Govt bows to makers' and dealers' plea to extend £2000 discount scheme for a month. The new-cars-for-old scrappage scheme was due to end this month. But the Government has just extended the scheme so that it’ll now run to the end of March. The scheme, which began in May 2009, has helped over 330,000 swap their 10-years-old cars for new ones. It has also given car makers and retailers a much-needed boost during what has been termed ‘the worst recession since the 1930s’.
Business Secretary Lord Mandelson urged would-be buyers to place orders quickly. The extension brings no new money with it, and the scheme will end before its new deadline if the £300m the govt has put into the scheme gets used up.

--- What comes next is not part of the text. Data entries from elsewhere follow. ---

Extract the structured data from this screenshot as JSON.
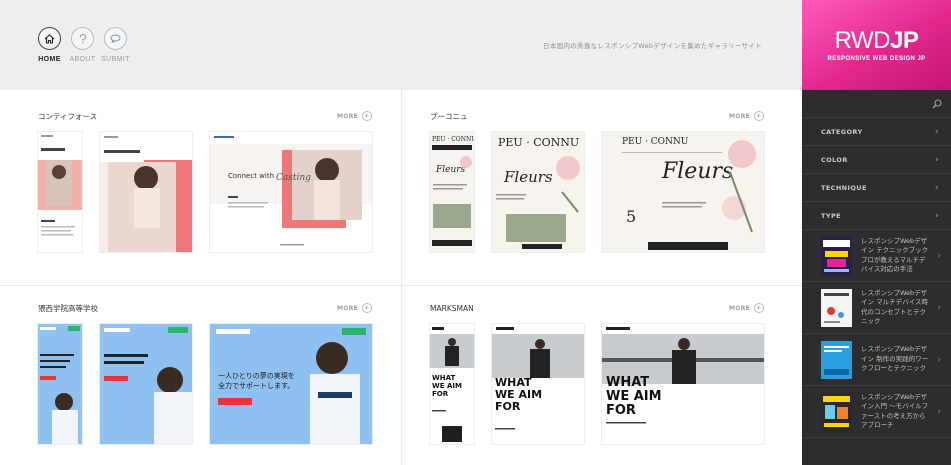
{
  "header": {
    "nav": [
      {
        "label": "HOME",
        "icon": "home-icon",
        "active": true
      },
      {
        "label": "ABOUT",
        "icon": "question-icon",
        "active": false
      },
      {
        "label": "SUBMIT",
        "icon": "chat-bubble-icon",
        "active": false
      }
    ],
    "tagline": "日本国内の秀逸なレスポンシブWebデザインを集めたギャラリーサイト"
  },
  "logo": {
    "title_light": "RWD",
    "title_bold": "JP",
    "subtitle": "RESPONSIVE WEB DESIGN JP"
  },
  "sidebar": {
    "menu": [
      {
        "label": "CATEGORY"
      },
      {
        "label": "COLOR"
      },
      {
        "label": "TECHNIQUE"
      },
      {
        "label": "TYPE"
      }
    ],
    "books": [
      {
        "title": "レスポンシブWebデザイン テクニックブック プロが教えるマルチデバイス対応の手法"
      },
      {
        "title": "レスポンシブWebデザイン マルチデバイス時代のコンセプトとテクニック"
      },
      {
        "title": "レスポンシブWebデザイン 制作の実践的ワークフローとテクニック"
      },
      {
        "title": "レスポンシブWebデザイン入門 ～モバイルファーストの考え方からアプローチ"
      }
    ]
  },
  "cards": [
    {
      "title": "コンティフォース",
      "more": "MORE",
      "site_text": "Connect with",
      "site_script": "Casting"
    },
    {
      "title": "プーコニュ",
      "more": "MORE",
      "site_brand": "PEU · CONNU",
      "site_script": "Fleurs"
    },
    {
      "title": "猥西学院高等学校",
      "more": "MORE",
      "site_text": "一人ひとりの夢の実現を全力でサポートします。"
    },
    {
      "title": "MARKSMAN",
      "more": "MORE",
      "site_text": "WHAT WE AIM FOR"
    }
  ],
  "colors": {
    "accent": "#e2288f",
    "sidebar_bg": "#2b2d2f",
    "coral": "#ee7878",
    "blue": "#6ea8e8"
  }
}
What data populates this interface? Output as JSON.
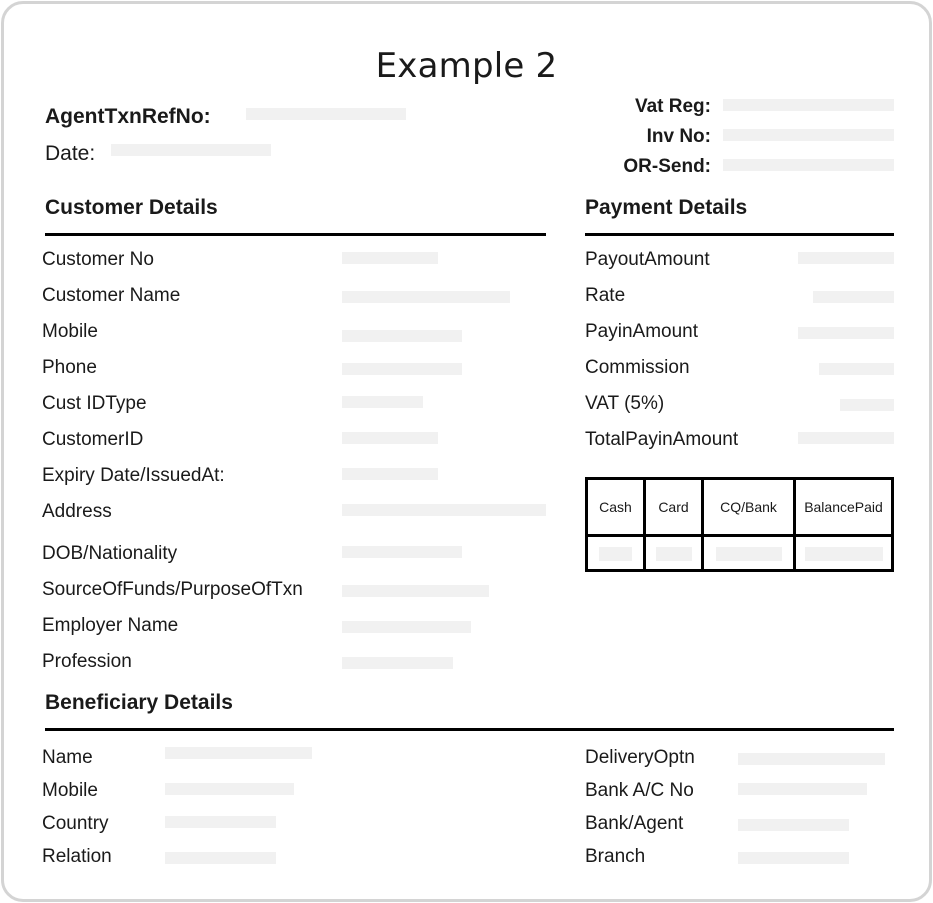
{
  "title": "Example 2",
  "header": {
    "agent_txn_ref_label": "AgentTxnRefNo:",
    "date_label": "Date:",
    "vat_reg_label": "Vat Reg:",
    "inv_no_label": "Inv No:",
    "or_send_label": "OR-Send:"
  },
  "customer": {
    "heading": "Customer Details",
    "fields": [
      {
        "label": "Customer No"
      },
      {
        "label": "Customer Name"
      },
      {
        "label": "Mobile"
      },
      {
        "label": "Phone"
      },
      {
        "label": "Cust IDType"
      },
      {
        "label": "CustomerID"
      },
      {
        "label": "Expiry Date/IssuedAt:"
      },
      {
        "label": "Address"
      },
      {
        "label": "DOB/Nationality"
      },
      {
        "label": "SourceOfFunds/PurposeOfTxn"
      },
      {
        "label": "Employer Name"
      },
      {
        "label": "Profession"
      }
    ]
  },
  "payment": {
    "heading": "Payment Details",
    "fields": [
      {
        "label": "PayoutAmount"
      },
      {
        "label": "Rate"
      },
      {
        "label": "PayinAmount"
      },
      {
        "label": "Commission"
      },
      {
        "label": "VAT (5%)"
      },
      {
        "label": "TotalPayinAmount"
      }
    ],
    "table": {
      "columns": [
        "Cash",
        "Card",
        "CQ/Bank",
        "BalancePaid"
      ]
    }
  },
  "beneficiary": {
    "heading": "Beneficiary Details",
    "left_fields": [
      {
        "label": "Name"
      },
      {
        "label": "Mobile"
      },
      {
        "label": "Country"
      },
      {
        "label": "Relation"
      }
    ],
    "right_fields": [
      {
        "label": "DeliveryOptn"
      },
      {
        "label": "Bank A/C No"
      },
      {
        "label": "Bank/Agent"
      },
      {
        "label": "Branch"
      }
    ]
  }
}
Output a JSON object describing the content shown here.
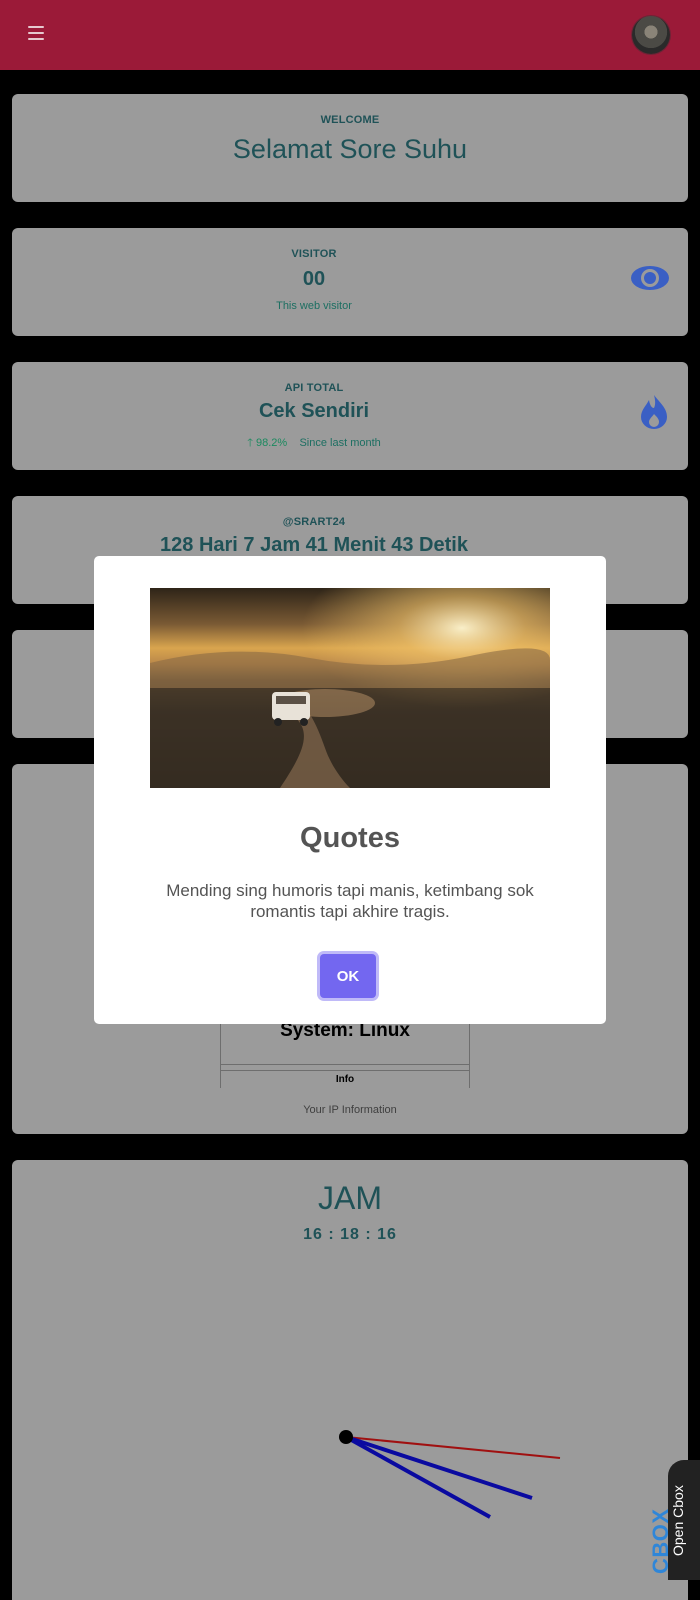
{
  "header": {
    "menu_icon": "hamburger-menu-icon",
    "avatar_icon": "user-avatar"
  },
  "welcome": {
    "eyebrow": "WELCOME",
    "greeting": "Selamat Sore Suhu"
  },
  "visitor": {
    "eyebrow": "VISITOR",
    "count": "00",
    "caption": "This web visitor",
    "icon": "eye-icon"
  },
  "api_total": {
    "eyebrow": "API TOTAL",
    "value": "Cek Sendiri",
    "delta": "98.2%",
    "delta_caption": "Since last month",
    "icon": "flame-icon"
  },
  "uptime": {
    "eyebrow": "@SRART24",
    "value": "128 Hari 7 Jam 41 Menit 43 Detik"
  },
  "ip_info": {
    "system": "System: Linux",
    "table_header": "Info",
    "caption": "Your IP Information"
  },
  "clock": {
    "title": "JAM",
    "time": "16 : 18 : 16",
    "hand_colors": {
      "second": "#a01010",
      "minute": "#0a0aa0",
      "hour": "#0a0aa0"
    }
  },
  "modal": {
    "title": "Quotes",
    "text": "Mending sing humoris tapi manis, ketimbang sok romantis tapi akhire tragis.",
    "ok_label": "OK"
  },
  "cbox": {
    "label": "Open Cbox",
    "logo": "CBOX"
  },
  "colors": {
    "topbar": "#9b1a38",
    "card": "#9b9b9b",
    "accent_text": "#1f5257",
    "button": "#7367f0"
  }
}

Under the scheme, cars V-reg and older are traded in for a brand new one. Provided that the car has been with its present owner for at least a year and other conditions are met, the buyer gets a discount of at least £2000 and the car traded gs for scrap. Half of the discount is paid by the govt while the manufacturer contributes the rest. Forty-one car makers are taking part and the govt says it will bring in a quota system to ensure that the rest of the funds are distributed fairly.

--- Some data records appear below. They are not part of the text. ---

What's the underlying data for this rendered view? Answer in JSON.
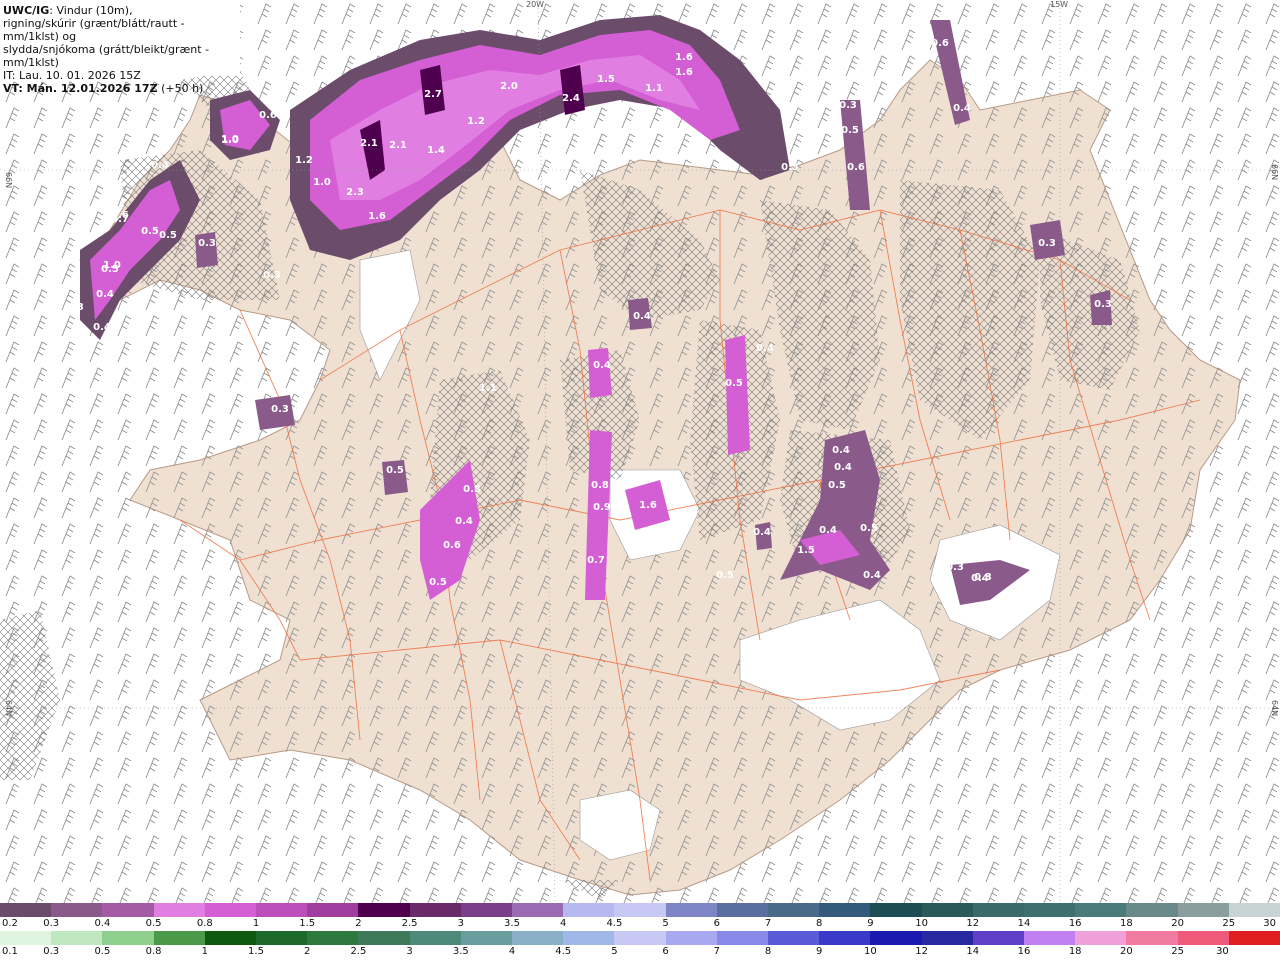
{
  "header": {
    "model": "UWC/IG",
    "title_rest": ": Vindur (10m),",
    "line2": "rigning/skúrir (grænt/blátt/rautt - mm/1klst) og",
    "line3": "slydda/snjókoma (grátt/bleikt/grænt - mm/1klst)",
    "init_time": "IT: Lau. 10. 01. 2026 15Z",
    "valid_time": "VT: Mán. 12.01.2026 17Z",
    "lead": "(+50 h)"
  },
  "graticule": [
    "20W",
    "15W",
    "66N",
    "66N",
    "64N",
    "64N"
  ],
  "precip_labels": [
    "1.0",
    "0.6",
    "1.0",
    "0.6",
    "0.4",
    "0.7",
    "0.5",
    "0.5",
    "0.3",
    "0.3",
    "0.5",
    "0.3",
    "0.4",
    "0.4",
    "1.0",
    "1.2",
    "1.0",
    "2.1",
    "2.3",
    "1.6",
    "2.1",
    "1.4",
    "2.7",
    "1.2",
    "2.0",
    "2.4",
    "1.5",
    "1.1",
    "1.6",
    "1.6",
    "0.6",
    "0.3",
    "0.3",
    "0.5",
    "0.6",
    "0.4",
    "0.3",
    "0.4",
    "0.4",
    "0.4",
    "0.5",
    "1.1",
    "0.3",
    "0.5",
    "0.3",
    "0.4",
    "0.6",
    "0.5",
    "0.8",
    "0.9",
    "0.7",
    "1.6",
    "0.4",
    "0.5",
    "0.4",
    "0.4",
    "0.5",
    "0.5",
    "0.4",
    "1.5",
    "0.4",
    "0.3",
    "0.3",
    "0.4",
    "0.3"
  ],
  "legend_snow": {
    "labels": [
      "0.2",
      "0.3",
      "0.4",
      "0.5",
      "0.8",
      "1",
      "1.5",
      "2",
      "2.5",
      "3",
      "3.5",
      "4",
      "4.5",
      "5",
      "6",
      "7",
      "8",
      "9",
      "10",
      "12",
      "14",
      "16",
      "18",
      "20",
      "25",
      "30"
    ],
    "colors": [
      "#6b4c6b",
      "#8a5a8a",
      "#a45aa4",
      "#e17ee1",
      "#d45ed4",
      "#bb4ebb",
      "#a03ea0",
      "#4e004e",
      "#6a2a6a",
      "#7a3e8a",
      "#9a6ab5",
      "#b8b8f0",
      "#c8c8f5",
      "#7e86c8",
      "#5a6ea0",
      "#4a6a8a",
      "#335a7a",
      "#1e4e55",
      "#2a5a5a",
      "#3a6a6a",
      "#3e7070",
      "#4a7a7a",
      "#6a8a8a",
      "#8a9e9e",
      "#c8d4d4"
    ]
  },
  "legend_rain": {
    "labels": [
      "0.1",
      "0.3",
      "0.5",
      "0.8",
      "1",
      "1.5",
      "2",
      "2.5",
      "3",
      "3.5",
      "4",
      "4.5",
      "5",
      "6",
      "7",
      "8",
      "9",
      "10",
      "12",
      "14",
      "16",
      "18",
      "20",
      "25",
      "30"
    ],
    "colors": [
      "#e0f5e0",
      "#c0e8c0",
      "#8fd08f",
      "#4a9a4a",
      "#0e5a0e",
      "#1e6a2a",
      "#2e7a3e",
      "#3e7a5a",
      "#4e8a7a",
      "#6a9e9e",
      "#8ab0c8",
      "#a0b8e8",
      "#c8c8f5",
      "#a8a8f0",
      "#8888e8",
      "#5a5ad8",
      "#3a3ac8",
      "#1a1ab0",
      "#2828a0",
      "#6040c8",
      "#c080f0",
      "#f0a0d8",
      "#f07aa0",
      "#f05a7a",
      "#e02020"
    ]
  }
}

Toyota, Hyundai and other car makers have already announced follow-on incentive schemes for when the cash runs out. Vauxhall is the latest to join them.
Vauxhall Swappage offers at least £3000 off new Astras (pictured), Astra Sport hatches and most Corsa models. But Vauxhall takes its scheme further by taking cars if they are at least seven years old, provided they are taxed, insured and have a valid MoT certificate. There’s no upper age restriction, and customers need to have owned their trade-in for only 90 days. The make’s dealers will also take a husband’s or wife’s car if the other partner is buying.